Complete step-by-step answer :
We have to solve the given trigonometric equation $4{\sin ^2}x - 1 = 0$ . We know that $\cos \left( {2\theta } \right) = 1 - 2{\sin ^2}\theta$ . So, we can convert the ${\sin ^2}\theta$ term into $\cos 2\theta$ using the double angle formula of cosine.
So, we can solve for the value of ${\sin ^2}\theta$ in $\cos \left( {2\theta } \right) = 1 - 2{\sin ^2}\theta$ and then substitute the value in $4{\sin ^2}x - 1 = 0$ so as to obtain a trigonometric equation in $\cos \left( {2x} \right)$ that can be easily solved.
So, we get ${\sin ^2}x = \left( {\dfrac{{1 - \cos 2x}}{2}} \right)$ using the double angle formula of cosine $\cos \left( {2\theta } \right) = 1 - 2{\sin ^2}\theta$ . Now, we have,
$\Rightarrow 4{\sin ^2}x - 1 = 0$
$\Rightarrow 4\left( {\dfrac{{1 - \cos 2x}}{2}} \right) - 1 = 0$
Simplifying further,
$\Rightarrow 2 - 2\cos 2x - 1 = 0$
$\Rightarrow 2\cos 2x = 1$
$\Rightarrow \cos 2x = \left( {\dfrac{1}{2}} \right)$
We know that the general solution for the equation $\cos \left( \theta \right) = \cos \left( \phi \right)$ is $\theta = 2n\pi \pm \phi$ . So, first we have to convert $\cos 2x = \dfrac{1}{2}$ into $\cos \left( \theta \right) = \cos \left( \phi \right)$ form.
Now, we know that the value of $\cos \left( {\dfrac{\pi }{3}} \right)$ is $\dfrac{1}{2}$ .
So, we get the trigonometric equation as $\cos 2x = \cos \left( {\dfrac{\pi }{3}} \right)$.
Hence, for $\cos 2x = \cos \left( {\dfrac{\pi }{3}} \right)$ , we have $2x = 2n\pi \pm \dfrac{\pi }{3}$ .
Dividing both sides of the equation $2x = 2n\pi \pm \dfrac{\pi }{3}$ by $2$ , we get,
$\Rightarrow x = n\pi \pm \dfrac{\pi }{6}$
So the possible values of x for $4{\sin ^2}x - 1 = 0$ are $x = n\pi \pm \dfrac{\pi }{6}$ where n is any integer.
Now, we have to find the solution for the trigonometric equation in the interval $0 \leqslant x \leqslant 2\pi$ .
So, we substitute the values of n as $0$ , $1$ , $2$ in $x = n\pi \pm \dfrac{\pi }{6}$ .

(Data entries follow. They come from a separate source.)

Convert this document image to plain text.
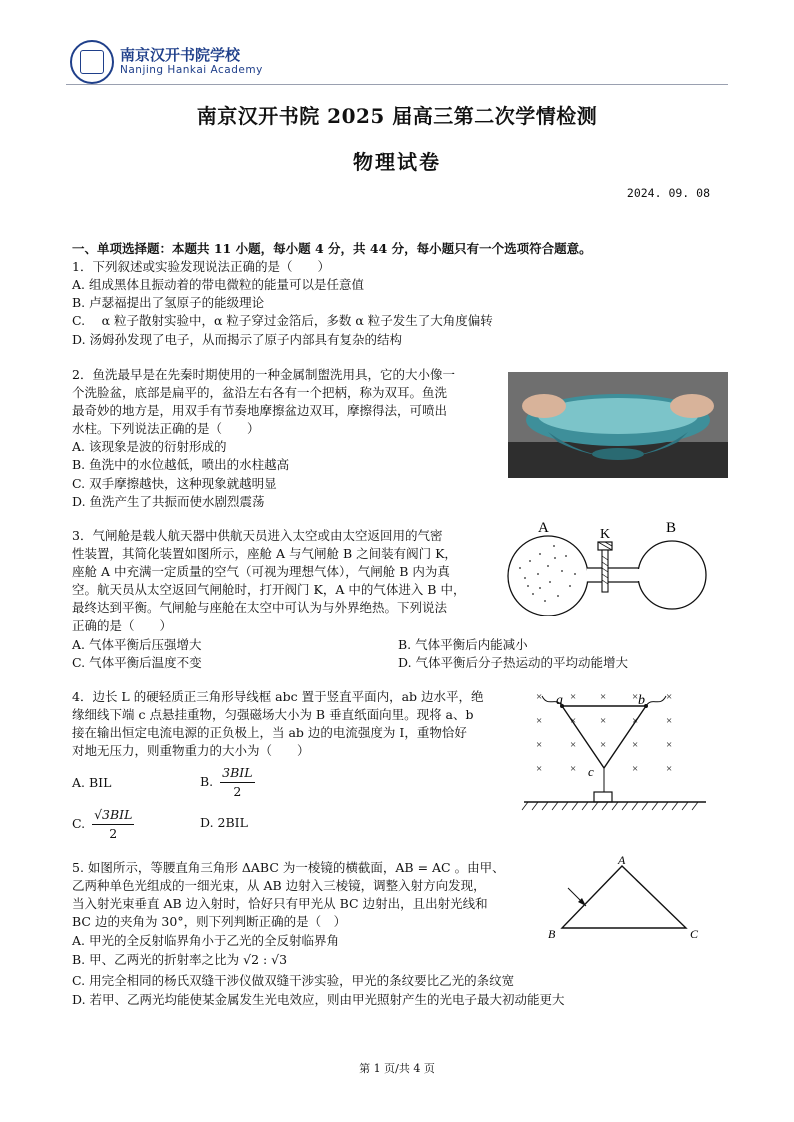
南京汉开书院学校
Nanjing Hankai Academy
南京汉开书院 2025 届高三第二次学情检测
物理试卷
2024. 09. 08
一、单项选择题：本题共 11 小题，每小题 4 分，共 44 分，每小题只有一个选项符合题意。
1．下列叙述或实验发现说法正确的是（　　）
A. 组成黑体且振动着的带电微粒的能量可以是任意值
B. 卢瑟福提出了氢原子的能级理论
C.　 α 粒子散射实验中，α 粒子穿过金箔后，多数 α 粒子发生了大角度偏转
D. 汤姆孙发现了电子，从而揭示了原子内部具有复杂的结构
2．鱼洗最早是在先秦时期使用的一种金属制盥洗用具，它的大小像一
个洗脸盆，底部是扁平的，盆沿左右各有一个把柄，称为双耳。鱼洗
最奇妙的地方是，用双手有节奏地摩擦盆边双耳，摩擦得法，可喷出
水柱。下列说法正确的是（　　）
A. 该现象是波的衍射形成的
B. 鱼洗中的水位越低，喷出的水柱越高
C. 双手摩擦越快，这种现象就越明显
D. 鱼洗产生了共振而使水剧烈震荡
3．气闸舱是载人航天器中供航天员进入太空或由太空返回用的气密
性装置，其简化装置如图所示，座舱 A 与气闸舱 B 之间装有阀门 K，
座舱 A 中充满一定质量的空气（可视为理想气体），气闸舱 B 内为真
空。航天员从太空返回气闸舱时，打开阀门 K，A 中的气体进入 B 中，
最终达到平衡。气闸舱与座舱在太空中可认为与外界绝热。下列说法
正确的是（　　）
A. 气体平衡后压强增大	B. 气体平衡后内能减小
C. 气体平衡后温度不变	D. 气体平衡后分子热运动的平均动能增大
A	K	B
4．边长 L 的硬轻质正三角形导线框 abc 置于竖直平面内，ab 边水平，绝
缘细线下端 c 点悬挂重物，匀强磁场大小为 B 垂直纸面向里。现将 a、b
接在输出恒定电流电源的正负极上，当 ab 边的电流强度为 I，重物恰好
对地无压力，则重物重力的大小为（　　）
A. BIL	B. $\frac{\text{3BIL}}{2}$
C. $\frac{\text{√3BIL}}{2}$	D. 2BIL
×	× × ×	×
×	× × ×	×
×	× × ×	×
×	×	×	×
a	b
c
5. 如图所示，等腰直角三角形 ΔABC 为一棱镜的横截面，AB = AC 。由甲、
乙两种单色光组成的一细光束，从 AB 边射入三棱镜，调整入射方向发现，
当入射光束垂直 AB 边入射时，恰好只有甲光从 BC 边射出，且出射光线和
BC 边的夹角为 30°，则下列判断正确的是（　）
A. 甲光的全反射临界角小于乙光的全反射临界角
B. 甲、乙两光的折射率之比为 √2 : √3
C. 用完全相同的杨氏双缝干涉仪做双缝干涉实验，甲光的条纹要比乙光的条纹宽
D. 若甲、乙两光均能使某金属发生光电效应，则由甲光照射产生的光电子最大初动能更大
A
B	C
第 1 页/共 4 页
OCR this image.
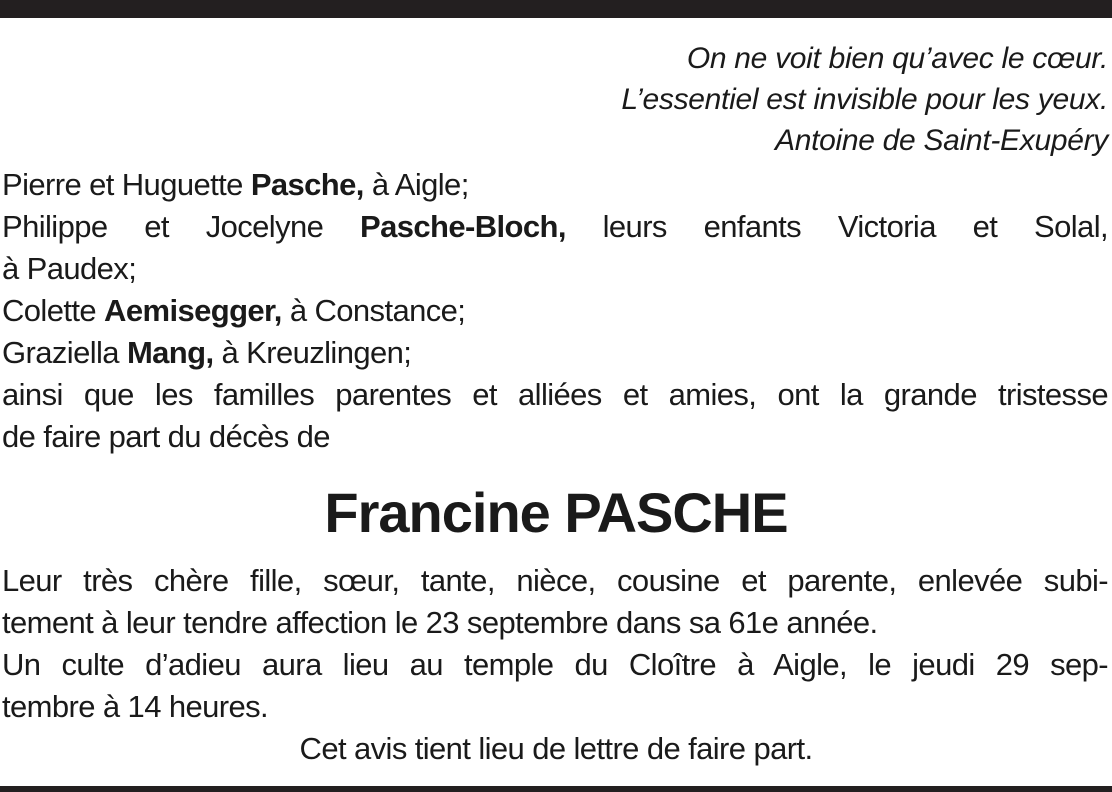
On ne voit bien qu’avec le cœur.
L’essentiel est invisible pour les yeux.
Antoine de Saint-Exupéry
Pierre et Huguette Pasche, à Aigle;
Philippe et Jocelyne Pasche-Bloch, leurs enfants Victoria et Solal,
à Paudex;
Colette Aemisegger, à Constance;
Graziella Mang, à Kreuzlingen;
ainsi que les familles parentes et alliées et amies, ont la grande tristesse
de faire part du décès de
Francine PASCHE
Leur très chère fille, sœur, tante, nièce, cousine et parente, enlevée subi-
tement à leur tendre affection le 23 septembre dans sa 61e année.
Un culte d’adieu aura lieu au temple du Cloître à Aigle, le jeudi 29 sep-
tembre à 14 heures.
Cet avis tient lieu de lettre de faire part.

So, putting $n = 0$ , we get the value of x as $x = \left( 0 \right)\pi \pm \dfrac{\pi }{6} = \pm \dfrac{\pi }{6}$
So, putting $n = 1$ , we get the value of x as $x = \left( 1 \right)\pi \pm \dfrac{\pi }{6} = \pi \pm \dfrac{\pi }{6} = \dfrac{{7\pi }}{6},\dfrac{{5\pi }}{6}$
So, putting $n = 2$ , we get the value of x as $x = \left( 2 \right)\pi \pm \dfrac{\pi }{6} = 2\pi \pm \dfrac{\pi }{6} = \dfrac{{11\pi }}{6},\dfrac{{13\pi }}{6}$
Therefore, the solutions for value of x satisfying the trigonometric equation $4{\sin ^2}x - 1 = 0$ and lying in the interval $0 \leqslant x \leqslant 2\pi$ are $\dfrac{\pi }{6},\dfrac{{5\pi }}{6},\dfrac{{7\pi }}{6},\dfrac{{11\pi }}{6}$ .
So, the correct answer is “ $\dfrac{\pi }{6},\dfrac{{5\pi }}{6},\dfrac{{7\pi }}{6},\dfrac{{11\pi }}{6}$ . ”.

Note : Such trigonometric equations can be solved by various methods by applying suitable trigonometric identities and formulae. The general solution of a given trigonometric solution may differ in form, but actually represents the correct solutions. The different forms of general equations are interconvertible into each other.